Simon Karenzi, Chief Executive Officer of Dyer and Blair Securities Rwanda, a subsidiary of Dyer and Blair Investment Bank said fraud cases have not been discovered as yet.
He was yesterday responding to reports that high tally of fraudulent cheques from investors and some stockbrokers was hampering allocation of shares in the ongoing Safaricom initial public offering (IPO).
The IPO is now in its verification and share allotment stage.
Karenzi said it was difficult for the fraud to take place in Rwanda because there were no cheque transfers required by individual investors.
“Individual investors were given an account on which to transfer the funds through their bankers while institutional investors where given bank guarantee and will pay after they have known the number of shares allotted to them,” he said on phone.
The Safaricom IPO in Rwanda is believed to have attracted several investors who forked out around $120 million. It is said to have played a big role in creating awareness of the investment and saving at the stock exchange. The lesson could have a great practical impact on the upcoming Sonarwa IPO.

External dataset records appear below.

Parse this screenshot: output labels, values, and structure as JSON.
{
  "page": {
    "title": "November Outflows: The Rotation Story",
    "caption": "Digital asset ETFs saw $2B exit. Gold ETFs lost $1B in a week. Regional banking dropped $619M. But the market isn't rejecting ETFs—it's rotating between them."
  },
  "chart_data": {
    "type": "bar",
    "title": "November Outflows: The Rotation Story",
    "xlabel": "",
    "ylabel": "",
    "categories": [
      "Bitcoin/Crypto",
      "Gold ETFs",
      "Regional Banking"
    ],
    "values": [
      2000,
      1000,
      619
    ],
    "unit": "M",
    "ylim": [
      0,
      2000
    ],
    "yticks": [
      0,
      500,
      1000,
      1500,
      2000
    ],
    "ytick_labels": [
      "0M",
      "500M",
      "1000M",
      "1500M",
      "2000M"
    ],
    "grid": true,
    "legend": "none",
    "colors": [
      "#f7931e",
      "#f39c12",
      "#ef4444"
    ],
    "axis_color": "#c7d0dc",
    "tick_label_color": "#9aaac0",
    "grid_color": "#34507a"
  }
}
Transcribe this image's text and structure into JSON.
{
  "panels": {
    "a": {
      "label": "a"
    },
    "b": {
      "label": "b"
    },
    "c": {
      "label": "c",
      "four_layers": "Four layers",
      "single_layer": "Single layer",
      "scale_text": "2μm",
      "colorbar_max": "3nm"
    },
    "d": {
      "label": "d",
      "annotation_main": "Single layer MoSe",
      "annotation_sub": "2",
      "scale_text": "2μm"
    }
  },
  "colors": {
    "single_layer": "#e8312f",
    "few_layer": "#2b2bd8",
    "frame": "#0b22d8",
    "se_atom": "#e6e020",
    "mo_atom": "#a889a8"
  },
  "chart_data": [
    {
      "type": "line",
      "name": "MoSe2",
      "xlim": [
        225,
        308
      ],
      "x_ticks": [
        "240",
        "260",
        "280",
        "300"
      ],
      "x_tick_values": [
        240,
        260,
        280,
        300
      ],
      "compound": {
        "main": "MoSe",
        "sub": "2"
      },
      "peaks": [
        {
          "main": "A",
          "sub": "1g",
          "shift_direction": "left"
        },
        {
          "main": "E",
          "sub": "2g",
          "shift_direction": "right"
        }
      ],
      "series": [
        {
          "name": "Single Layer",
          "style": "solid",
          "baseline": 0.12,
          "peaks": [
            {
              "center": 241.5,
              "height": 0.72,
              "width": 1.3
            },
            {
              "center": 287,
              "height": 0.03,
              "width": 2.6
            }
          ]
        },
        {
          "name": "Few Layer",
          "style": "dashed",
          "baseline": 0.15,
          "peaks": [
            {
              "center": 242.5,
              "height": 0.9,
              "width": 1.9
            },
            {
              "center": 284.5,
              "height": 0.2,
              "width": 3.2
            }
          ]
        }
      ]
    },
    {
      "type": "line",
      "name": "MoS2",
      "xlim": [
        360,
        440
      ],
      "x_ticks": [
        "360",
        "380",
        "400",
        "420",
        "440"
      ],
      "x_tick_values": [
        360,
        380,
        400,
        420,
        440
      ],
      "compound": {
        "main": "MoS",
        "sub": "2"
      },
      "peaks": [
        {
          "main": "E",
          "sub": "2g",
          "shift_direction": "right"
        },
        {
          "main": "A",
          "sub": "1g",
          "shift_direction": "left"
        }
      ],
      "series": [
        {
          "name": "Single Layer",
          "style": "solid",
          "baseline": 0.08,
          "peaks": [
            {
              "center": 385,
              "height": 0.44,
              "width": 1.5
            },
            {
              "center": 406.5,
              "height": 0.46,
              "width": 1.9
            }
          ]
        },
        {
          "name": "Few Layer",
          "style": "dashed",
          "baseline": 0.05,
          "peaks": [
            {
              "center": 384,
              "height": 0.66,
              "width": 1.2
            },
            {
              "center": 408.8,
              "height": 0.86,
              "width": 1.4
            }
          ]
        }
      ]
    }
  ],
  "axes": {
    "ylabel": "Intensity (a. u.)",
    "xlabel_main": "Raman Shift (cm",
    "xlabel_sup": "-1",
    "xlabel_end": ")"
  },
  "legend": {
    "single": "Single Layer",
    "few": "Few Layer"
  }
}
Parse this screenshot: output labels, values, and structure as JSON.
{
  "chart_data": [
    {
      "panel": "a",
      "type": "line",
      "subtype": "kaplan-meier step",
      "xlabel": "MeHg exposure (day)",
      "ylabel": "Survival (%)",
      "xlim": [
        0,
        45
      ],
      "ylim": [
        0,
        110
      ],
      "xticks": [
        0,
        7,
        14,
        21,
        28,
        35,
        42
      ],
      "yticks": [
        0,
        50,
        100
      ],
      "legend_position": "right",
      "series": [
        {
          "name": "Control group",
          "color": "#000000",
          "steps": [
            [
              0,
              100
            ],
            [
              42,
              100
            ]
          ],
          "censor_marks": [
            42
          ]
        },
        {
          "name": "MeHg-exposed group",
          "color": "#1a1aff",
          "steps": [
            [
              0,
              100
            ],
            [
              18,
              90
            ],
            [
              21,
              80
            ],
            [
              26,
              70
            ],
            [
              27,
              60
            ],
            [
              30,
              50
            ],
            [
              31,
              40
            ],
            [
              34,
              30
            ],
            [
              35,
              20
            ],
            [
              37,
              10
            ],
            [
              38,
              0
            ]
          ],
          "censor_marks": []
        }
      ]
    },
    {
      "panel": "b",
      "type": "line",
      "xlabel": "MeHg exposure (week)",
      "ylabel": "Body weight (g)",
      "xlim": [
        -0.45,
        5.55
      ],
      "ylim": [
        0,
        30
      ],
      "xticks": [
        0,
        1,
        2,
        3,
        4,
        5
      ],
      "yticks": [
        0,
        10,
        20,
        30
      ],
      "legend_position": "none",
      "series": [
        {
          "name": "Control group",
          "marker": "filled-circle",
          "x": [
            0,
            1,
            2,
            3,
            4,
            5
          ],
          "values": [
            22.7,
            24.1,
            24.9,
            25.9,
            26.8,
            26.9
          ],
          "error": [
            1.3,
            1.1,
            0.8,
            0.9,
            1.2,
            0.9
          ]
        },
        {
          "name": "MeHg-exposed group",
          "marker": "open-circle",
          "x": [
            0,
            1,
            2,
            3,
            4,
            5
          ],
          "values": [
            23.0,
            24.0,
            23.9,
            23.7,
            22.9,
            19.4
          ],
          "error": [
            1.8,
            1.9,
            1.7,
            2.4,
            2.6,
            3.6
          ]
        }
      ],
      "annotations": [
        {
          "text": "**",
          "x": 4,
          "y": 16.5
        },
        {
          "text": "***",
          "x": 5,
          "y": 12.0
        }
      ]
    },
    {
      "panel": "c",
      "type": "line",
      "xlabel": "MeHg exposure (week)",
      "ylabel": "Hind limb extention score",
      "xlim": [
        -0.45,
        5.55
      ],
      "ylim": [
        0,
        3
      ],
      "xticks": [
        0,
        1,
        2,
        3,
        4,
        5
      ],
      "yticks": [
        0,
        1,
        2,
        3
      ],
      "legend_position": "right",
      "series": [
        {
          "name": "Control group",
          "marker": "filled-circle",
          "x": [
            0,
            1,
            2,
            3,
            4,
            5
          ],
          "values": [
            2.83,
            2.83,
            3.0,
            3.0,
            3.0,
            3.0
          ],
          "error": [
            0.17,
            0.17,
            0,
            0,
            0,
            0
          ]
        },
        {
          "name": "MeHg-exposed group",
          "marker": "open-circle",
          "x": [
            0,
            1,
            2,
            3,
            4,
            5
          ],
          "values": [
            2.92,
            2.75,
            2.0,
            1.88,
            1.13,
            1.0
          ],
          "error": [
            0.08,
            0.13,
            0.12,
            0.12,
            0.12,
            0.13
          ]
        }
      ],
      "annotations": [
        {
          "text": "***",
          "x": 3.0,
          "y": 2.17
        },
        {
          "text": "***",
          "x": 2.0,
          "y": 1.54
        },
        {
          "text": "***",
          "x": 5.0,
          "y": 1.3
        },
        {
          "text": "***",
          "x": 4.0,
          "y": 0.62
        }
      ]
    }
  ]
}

Business Daily reported that receiving banks for the Safaricom IPO have sorted out fraudulent applications close to Sh96 million of Sh191 billion collected and are now seeking the intervention of the transaction advisors.
The fraudsters were hoping to get share allocations using either fake printed deposit slips, which they handed in to unsuspecting stockbrokers or fake bankers’ cheques drawn for the Safaricom IPO.